While hydrogen bromide typically adds to an unsymmetrical alkene like 2-methylpropene to form the Markovnikov product, in the presence of peroxide, the alternate regioisomer — the less-substituted alkyl halide — is obtained.
Anti-Markovnikov regioselectivity, called the peroxide effect, is attributed to a free-radical reaction mechanism in the presence of peroxide.
In the first initiation step, the weak oxygen–oxygen bond in peroxide breaks homolytically, as indicated by a fishhook arrow, in the presence of heat or light to form alkoxy radicals. The second initiation step is abstraction of hydrogen from hydrogen bromide by an alkoxy radical, releasing the bromine radical.
The selective abstraction of hydrogen over bromine by the alkoxy radical is explained by the relative enthalpies of the oxygen–hydrogen and oxygen–bromine bond formation reactions.

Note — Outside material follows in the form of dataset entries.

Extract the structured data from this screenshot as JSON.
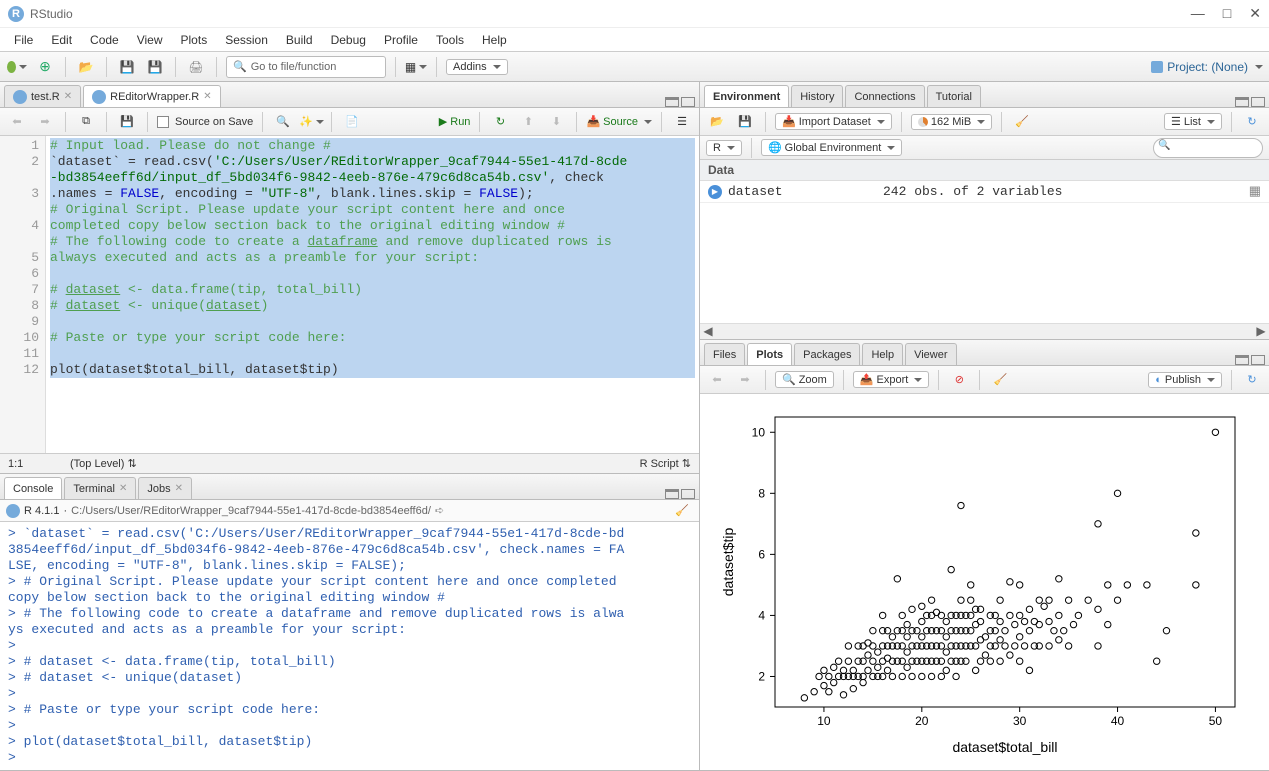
{
  "app": {
    "title": "RStudio"
  },
  "menubar": [
    "File",
    "Edit",
    "Code",
    "View",
    "Plots",
    "Session",
    "Build",
    "Debug",
    "Profile",
    "Tools",
    "Help"
  ],
  "toolbar": {
    "goto_placeholder": "Go to file/function",
    "addins": "Addins",
    "project": "Project: (None)"
  },
  "source": {
    "tabs": [
      {
        "label": "test.R"
      },
      {
        "label": "REditorWrapper.R"
      }
    ],
    "source_on_save": "Source on Save",
    "run": "Run",
    "source_btn": "Source",
    "cursor_pos": "1:1",
    "scope": "(Top Level)",
    "lang": "R Script",
    "gutter_lines": [
      "1",
      "2",
      "",
      "3",
      "",
      "4",
      "",
      "5",
      "6",
      "7",
      "8",
      "9",
      "10",
      "11",
      "12"
    ],
    "code_lines": [
      {
        "sel": true,
        "html": "<span class='c-comment'># Input load. Please do not change #</span>"
      },
      {
        "sel": true,
        "html": "<span class='c-ident'>`dataset`</span> = read.csv(<span class='c-str'>'C:/Users/User/REditorWrapper_9caf7944-55e1-417d-8cde</span>"
      },
      {
        "sel": true,
        "html": "<span class='c-str'>-bd3854eeff6d/input_df_5bd034f6-9842-4eeb-876e-479c6d8ca54b.csv'</span>, check"
      },
      {
        "sel": true,
        "html": ".names = <span class='c-kw'>FALSE</span>, encoding = <span class='c-str'>\"UTF-8\"</span>, blank.lines.skip = <span class='c-kw'>FALSE</span>);"
      },
      {
        "sel": true,
        "html": "<span class='c-comment'># Original Script. Please update your script content here and once</span>"
      },
      {
        "sel": true,
        "html": "<span class='c-comment'>completed copy below section back to the original editing window #</span>"
      },
      {
        "sel": true,
        "html": "<span class='c-comment'># The following code to create a <u>dataframe</u> and remove duplicated rows is</span>"
      },
      {
        "sel": true,
        "html": "<span class='c-comment'>always executed and acts as a preamble for your script:</span>"
      },
      {
        "sel": true,
        "html": ""
      },
      {
        "sel": true,
        "html": "<span class='c-comment'># <u>dataset</u> &lt;- data.frame(tip, total_bill)</span>"
      },
      {
        "sel": true,
        "html": "<span class='c-comment'># <u>dataset</u> &lt;- unique(<u>dataset</u>)</span>"
      },
      {
        "sel": true,
        "html": ""
      },
      {
        "sel": true,
        "html": "<span class='c-comment'># Paste or type your script code here:</span>"
      },
      {
        "sel": true,
        "html": ""
      },
      {
        "sel": true,
        "html": "plot(dataset$total_bill, dataset$tip)"
      },
      {
        "sel": false,
        "html": ""
      }
    ]
  },
  "console": {
    "tabs": [
      "Console",
      "Terminal",
      "Jobs"
    ],
    "version": "R 4.1.1",
    "path": "C:/Users/User/REditorWrapper_9caf7944-55e1-417d-8cde-bd3854eeff6d/",
    "lines": [
      "> `dataset` = read.csv('C:/Users/User/REditorWrapper_9caf7944-55e1-417d-8cde-bd",
      "3854eeff6d/input_df_5bd034f6-9842-4eeb-876e-479c6d8ca54b.csv', check.names = FA",
      "LSE, encoding = \"UTF-8\", blank.lines.skip = FALSE);",
      "> # Original Script. Please update your script content here and once completed",
      " copy below section back to the original editing window #",
      "> # The following code to create a dataframe and remove duplicated rows is alwa",
      "ys executed and acts as a preamble for your script:",
      "> ",
      "> # dataset <- data.frame(tip, total_bill)",
      "> # dataset <- unique(dataset)",
      "> ",
      "> # Paste or type your script code here:",
      "> ",
      "> plot(dataset$total_bill, dataset$tip)",
      "> "
    ]
  },
  "env": {
    "tabs": [
      "Environment",
      "History",
      "Connections",
      "Tutorial"
    ],
    "import": "Import Dataset",
    "memory": "162 MiB",
    "scope_r": "R",
    "scope_env": "Global Environment",
    "list_mode": "List",
    "data_hdr": "Data",
    "rows": [
      {
        "name": "dataset",
        "desc": "242 obs. of 2 variables"
      }
    ]
  },
  "plots": {
    "tabs": [
      "Files",
      "Plots",
      "Packages",
      "Help",
      "Viewer"
    ],
    "zoom": "Zoom",
    "export": "Export",
    "publish": "Publish"
  },
  "chart_data": {
    "type": "scatter",
    "xlabel": "dataset$total_bill",
    "ylabel": "dataset$tip",
    "xlim": [
      5,
      52
    ],
    "ylim": [
      1,
      10.5
    ],
    "xticks": [
      10,
      20,
      30,
      40,
      50
    ],
    "yticks": [
      2,
      4,
      6,
      8,
      10
    ],
    "points": [
      [
        8,
        1.3
      ],
      [
        9,
        1.5
      ],
      [
        9.5,
        2
      ],
      [
        10,
        1.7
      ],
      [
        10,
        2.2
      ],
      [
        10.5,
        1.5
      ],
      [
        10.5,
        2
      ],
      [
        11,
        1.8
      ],
      [
        11,
        2.3
      ],
      [
        11.5,
        2
      ],
      [
        11.5,
        2.5
      ],
      [
        12,
        2
      ],
      [
        12,
        2.2
      ],
      [
        12,
        1.4
      ],
      [
        12.5,
        2
      ],
      [
        12.5,
        2.5
      ],
      [
        12.5,
        3
      ],
      [
        13,
        2
      ],
      [
        13,
        2.2
      ],
      [
        13,
        1.6
      ],
      [
        13.5,
        2
      ],
      [
        13.5,
        2.5
      ],
      [
        13.5,
        3
      ],
      [
        14,
        2
      ],
      [
        14,
        2.5
      ],
      [
        14,
        3
      ],
      [
        14,
        1.8
      ],
      [
        14.5,
        2.2
      ],
      [
        14.5,
        2.7
      ],
      [
        14.5,
        3.1
      ],
      [
        15,
        2
      ],
      [
        15,
        2.5
      ],
      [
        15,
        3
      ],
      [
        15,
        3.5
      ],
      [
        15.5,
        2
      ],
      [
        15.5,
        2.3
      ],
      [
        15.5,
        2.8
      ],
      [
        16,
        2
      ],
      [
        16,
        2.5
      ],
      [
        16,
        3
      ],
      [
        16,
        3.5
      ],
      [
        16,
        4
      ],
      [
        16.5,
        2.2
      ],
      [
        16.5,
        2.6
      ],
      [
        16.5,
        3
      ],
      [
        16.5,
        3.5
      ],
      [
        17,
        2
      ],
      [
        17,
        2.5
      ],
      [
        17,
        3
      ],
      [
        17,
        3.3
      ],
      [
        17.5,
        2.5
      ],
      [
        17.5,
        3
      ],
      [
        17.5,
        3.5
      ],
      [
        17.5,
        5.2
      ],
      [
        18,
        2
      ],
      [
        18,
        2.5
      ],
      [
        18,
        3
      ],
      [
        18,
        3.5
      ],
      [
        18,
        4
      ],
      [
        18.5,
        2.3
      ],
      [
        18.5,
        2.8
      ],
      [
        18.5,
        3.3
      ],
      [
        18.5,
        3.7
      ],
      [
        19,
        2
      ],
      [
        19,
        2.5
      ],
      [
        19,
        3
      ],
      [
        19,
        3.5
      ],
      [
        19,
        4.2
      ],
      [
        19.5,
        2.5
      ],
      [
        19.5,
        3
      ],
      [
        19.5,
        3.5
      ],
      [
        20,
        2
      ],
      [
        20,
        2.5
      ],
      [
        20,
        3
      ],
      [
        20,
        3.3
      ],
      [
        20,
        3.8
      ],
      [
        20,
        4.3
      ],
      [
        20.5,
        2.5
      ],
      [
        20.5,
        3
      ],
      [
        20.5,
        3.5
      ],
      [
        20.5,
        4
      ],
      [
        21,
        2
      ],
      [
        21,
        2.5
      ],
      [
        21,
        3
      ],
      [
        21,
        3.5
      ],
      [
        21,
        4
      ],
      [
        21,
        4.5
      ],
      [
        21.5,
        2.5
      ],
      [
        21.5,
        3
      ],
      [
        21.5,
        3.5
      ],
      [
        21.5,
        4.1
      ],
      [
        22,
        2
      ],
      [
        22,
        2.5
      ],
      [
        22,
        3
      ],
      [
        22,
        3.5
      ],
      [
        22,
        4
      ],
      [
        22.5,
        2.2
      ],
      [
        22.5,
        2.8
      ],
      [
        22.5,
        3.3
      ],
      [
        22.5,
        3.8
      ],
      [
        23,
        2.5
      ],
      [
        23,
        3
      ],
      [
        23,
        3.5
      ],
      [
        23,
        4
      ],
      [
        23,
        5.5
      ],
      [
        23.5,
        2
      ],
      [
        23.5,
        2.5
      ],
      [
        23.5,
        3
      ],
      [
        23.5,
        3.5
      ],
      [
        23.5,
        4
      ],
      [
        24,
        2.5
      ],
      [
        24,
        3
      ],
      [
        24,
        3.5
      ],
      [
        24,
        4
      ],
      [
        24,
        4.5
      ],
      [
        24,
        7.6
      ],
      [
        24.5,
        2.5
      ],
      [
        24.5,
        3
      ],
      [
        24.5,
        3.5
      ],
      [
        24.5,
        4
      ],
      [
        25,
        3
      ],
      [
        25,
        3.5
      ],
      [
        25,
        4
      ],
      [
        25,
        4.5
      ],
      [
        25,
        5
      ],
      [
        25.5,
        2.2
      ],
      [
        25.5,
        3
      ],
      [
        25.5,
        3.7
      ],
      [
        25.5,
        4.2
      ],
      [
        26,
        2.5
      ],
      [
        26,
        3.2
      ],
      [
        26,
        3.8
      ],
      [
        26,
        4.2
      ],
      [
        26.5,
        2.7
      ],
      [
        26.5,
        3.3
      ],
      [
        27,
        2.5
      ],
      [
        27,
        3
      ],
      [
        27,
        3.5
      ],
      [
        27,
        4
      ],
      [
        27.5,
        3
      ],
      [
        27.5,
        3.5
      ],
      [
        27.5,
        4
      ],
      [
        28,
        2.5
      ],
      [
        28,
        3.2
      ],
      [
        28,
        3.8
      ],
      [
        28,
        4.5
      ],
      [
        28.5,
        3
      ],
      [
        28.5,
        3.5
      ],
      [
        29,
        2.7
      ],
      [
        29,
        4
      ],
      [
        29,
        5.1
      ],
      [
        29.5,
        3
      ],
      [
        29.5,
        3.7
      ],
      [
        30,
        2.5
      ],
      [
        30,
        3.3
      ],
      [
        30,
        4
      ],
      [
        30,
        5
      ],
      [
        30.5,
        3
      ],
      [
        30.5,
        3.8
      ],
      [
        31,
        2.2
      ],
      [
        31,
        3.5
      ],
      [
        31,
        4.2
      ],
      [
        31.5,
        3
      ],
      [
        31.5,
        3.8
      ],
      [
        32,
        3
      ],
      [
        32,
        3.7
      ],
      [
        32,
        4.5
      ],
      [
        32.5,
        4.3
      ],
      [
        33,
        3
      ],
      [
        33,
        3.8
      ],
      [
        33,
        4.5
      ],
      [
        33.5,
        3.5
      ],
      [
        34,
        3.2
      ],
      [
        34,
        4
      ],
      [
        34,
        5.2
      ],
      [
        34.5,
        3.5
      ],
      [
        35,
        3
      ],
      [
        35,
        4.5
      ],
      [
        35.5,
        3.7
      ],
      [
        36,
        4
      ],
      [
        37,
        4.5
      ],
      [
        38,
        3
      ],
      [
        38,
        4.2
      ],
      [
        38,
        7
      ],
      [
        39,
        3.7
      ],
      [
        39,
        5
      ],
      [
        40,
        4.5
      ],
      [
        40,
        8
      ],
      [
        41,
        5
      ],
      [
        43,
        5
      ],
      [
        44,
        2.5
      ],
      [
        45,
        3.5
      ],
      [
        48,
        5
      ],
      [
        48,
        6.7
      ],
      [
        50,
        10
      ]
    ]
  }
}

The propagation sequence is marked by the addition of a bromine radical to the less-branched carbon of the alkene, producing a more-substituted alkyl radical. The chain reaction is set up as the alkyl radical abstracts hydrogen, again forming a bromine radical. For each radical consumed in the propagation step, another is produced.
As the reactants are depleted, radicals combine with each other, terminating the chain reaction.
The formation of the anti-Markovnikov product in the presence of peroxide is partially due to less steric hindrance being posed to the incoming bromine radical by the less-branched end of the alkene, producing a lower-energy transition state.
Another reason is the formation of a more stable alkyl radical when bromine reacts at the less-substituted carbon as tertiary free radicals are more stable than primary ones.
Interestingly, the peroxide effect is not observed with hydrogen iodide and hydrogen chloride, as the propagation steps of addition of the iodine radical to the alkene and the reaction of the alkyl radical with hydrogen chloride are thermodynamically unfavorable.
During the addition of hydrogen bromide to an alkene, the bromine radical can approach from either face of the alkene. Hence, when a new chiral center is generated, a racemic mixture of the product is obtained.